Pero la jugada de Instagram es solo la punta del iceberg. TikTok y Pinterest están experimentando con herramientas similares, y las grandes tecnológicas están invirtiendo sumas astronómicas en el desarrollo de IA. La cifra habla por sí sola: Meta mencionó la inteligencia artificial más de 100 veces en su informe anual de 2025, en comparación con las seis veces que se mencionaron a los creadores.

De trato vip a conductores de uber: el giro de las plataformas

De trato vip a conductores de uber: el giro de las plataformas

El cambio de paradigma es evidente. Hace apenas unos años, las redes sociales competían ferozmente por atraer a los influencers, ofreciéndoles fondos, recompensas y un trato de favor. Hoy, la competencia se ha desplazado hacia la IA, y los creadores se sienten relegados a un segundo plano. Jack Conte, CEO de Patreon, lo resume con crudeza: “Las plataformas están empezando a ver a los creadores como Uber ve a sus conductores: los quieren mientras les sirvan, pero no dudan en descartarlos cuando encuentren una alternativa más rentable”.

La proliferación de creadores de contenido, impulsada en parte por la facilidad de creación que ofrece la IA, agrava aún más la situación. Según estimaciones de la Interactive Advertising Bureau, hay ya 1,5 millones de creadores de contenido a tiempo completo, un aumento del 750% desde 2020. Una avalancha de nuevos perfiles que compiten por la atención del público, erosionando el valor del creador promedio. Lindsey Gamble, vicepresidenta de Izea, advierte: “La IA puede recrear gran parte del contenido que actualmente requieren de la intervención humana, lo que inevitablemente disminuirá el valor de los creadores”.

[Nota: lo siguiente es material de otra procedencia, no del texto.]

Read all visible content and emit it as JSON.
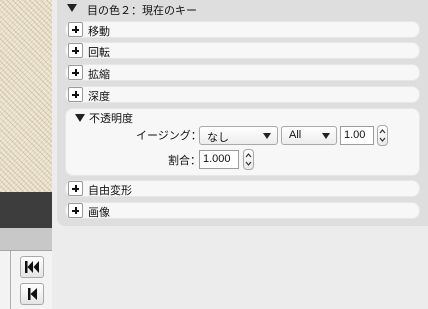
{
  "panel": {
    "title": "目の色２：現在のキー",
    "sections": {
      "move": "移動",
      "rotate": "回転",
      "scale": "拡縮",
      "depth": "深度",
      "free_transform": "自由変形",
      "image": "画像"
    },
    "opacity": {
      "label": "不透明度",
      "easing_label": "イージング：",
      "easing_value": "なし",
      "mode_value": "All",
      "easing_amount": "1.00",
      "ratio_label": "割合：",
      "ratio_value": "1.000"
    }
  },
  "timeline": {
    "buttons": [
      "skip-to-start",
      "step-back"
    ]
  }
}
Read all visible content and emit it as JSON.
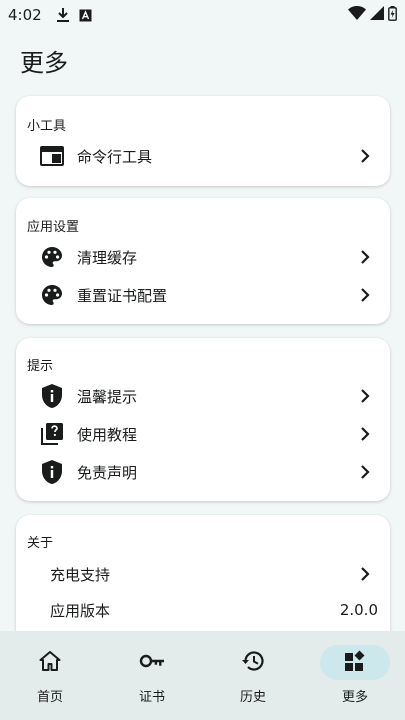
{
  "status_bar": {
    "time": "4:02",
    "left_icons": [
      "download-icon",
      "app-a-icon"
    ],
    "right_icons": [
      "wifi-icon",
      "signal-icon",
      "battery-icon"
    ]
  },
  "page": {
    "title": "更多"
  },
  "cards": {
    "tools": {
      "header": "小工具",
      "items": [
        {
          "label": "命令行工具",
          "icon": "terminal-icon"
        }
      ]
    },
    "app_settings": {
      "header": "应用设置",
      "items": [
        {
          "label": "清理缓存",
          "icon": "palette-icon"
        },
        {
          "label": "重置证书配置",
          "icon": "palette-icon"
        }
      ]
    },
    "tips": {
      "header": "提示",
      "items": [
        {
          "label": "温馨提示",
          "icon": "info-shield-icon"
        },
        {
          "label": "使用教程",
          "icon": "help-library-icon"
        },
        {
          "label": "免责声明",
          "icon": "info-shield-icon"
        }
      ]
    },
    "about": {
      "header": "关于",
      "items": [
        {
          "label": "充电支持"
        },
        {
          "label": "应用版本",
          "value": "2.0.0"
        }
      ]
    }
  },
  "bottom_nav": {
    "items": [
      {
        "label": "首页",
        "icon": "home-icon"
      },
      {
        "label": "证书",
        "icon": "key-icon"
      },
      {
        "label": "历史",
        "icon": "history-icon"
      },
      {
        "label": "更多",
        "icon": "widgets-icon",
        "active": true
      }
    ]
  },
  "colors": {
    "background": "#f1f6f6",
    "card": "#ffffff",
    "nav_bar": "#e4ebeb",
    "active_pill": "#cde8ec",
    "text": "#1a1c1c"
  }
}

¿Un futuro sin creadores? no necesariamente

¿Un futuro sin creadores? no necesariamente

Si bien la amenaza es real, la solución no pasa por demonizar la IA. La clave está en encontrar un equilibrio que permita a las plataformas aprovechar el potencial de la inteligencia artificial sin sacrificar el talento y la creatividad de los creadores. Instagram podría, por ejemplo, ofrecer una comisión por las ventas generadas a través de la función “Shop the look”, transformándola en una fuente de ingresos pasivos para los creadores. La Tecnología ofrece amplias oportunidades de colaboración, pero requiere de una voluntad real por parte de las grandes tecnológicas de compartir los beneficios.

Algunas plataformas, como YouTube, ya están tomando medidas para frenar la proliferación de contenido generado por IA, calificando algunos canales populares como “spam”. Y otras, como diVine, una nueva versión de Vine, apuestan decididamente por un enfoque anti-IA. La batalla por el futuro de las redes sociales está en marcha, y lo que está claro es que las plataformas que ignoren a los creadores lo harán bajo su propio riesgo. La confianza del público, ese activo intangible pero invaluable, es frágil, y una gira de disculpas por haber priorizado la IA sobre la comunidad podría ser un precio demasiado alto a pagar.

Amber Venz Box, presidenta de LTK, lo resume a la perfección: “En un entorno publicitario, se necesita confianza. Los usuarios deben sentir que lo que ven es real, y los influencers aportan ese toque humano y autenticidad que la IA aún no puede replicar”.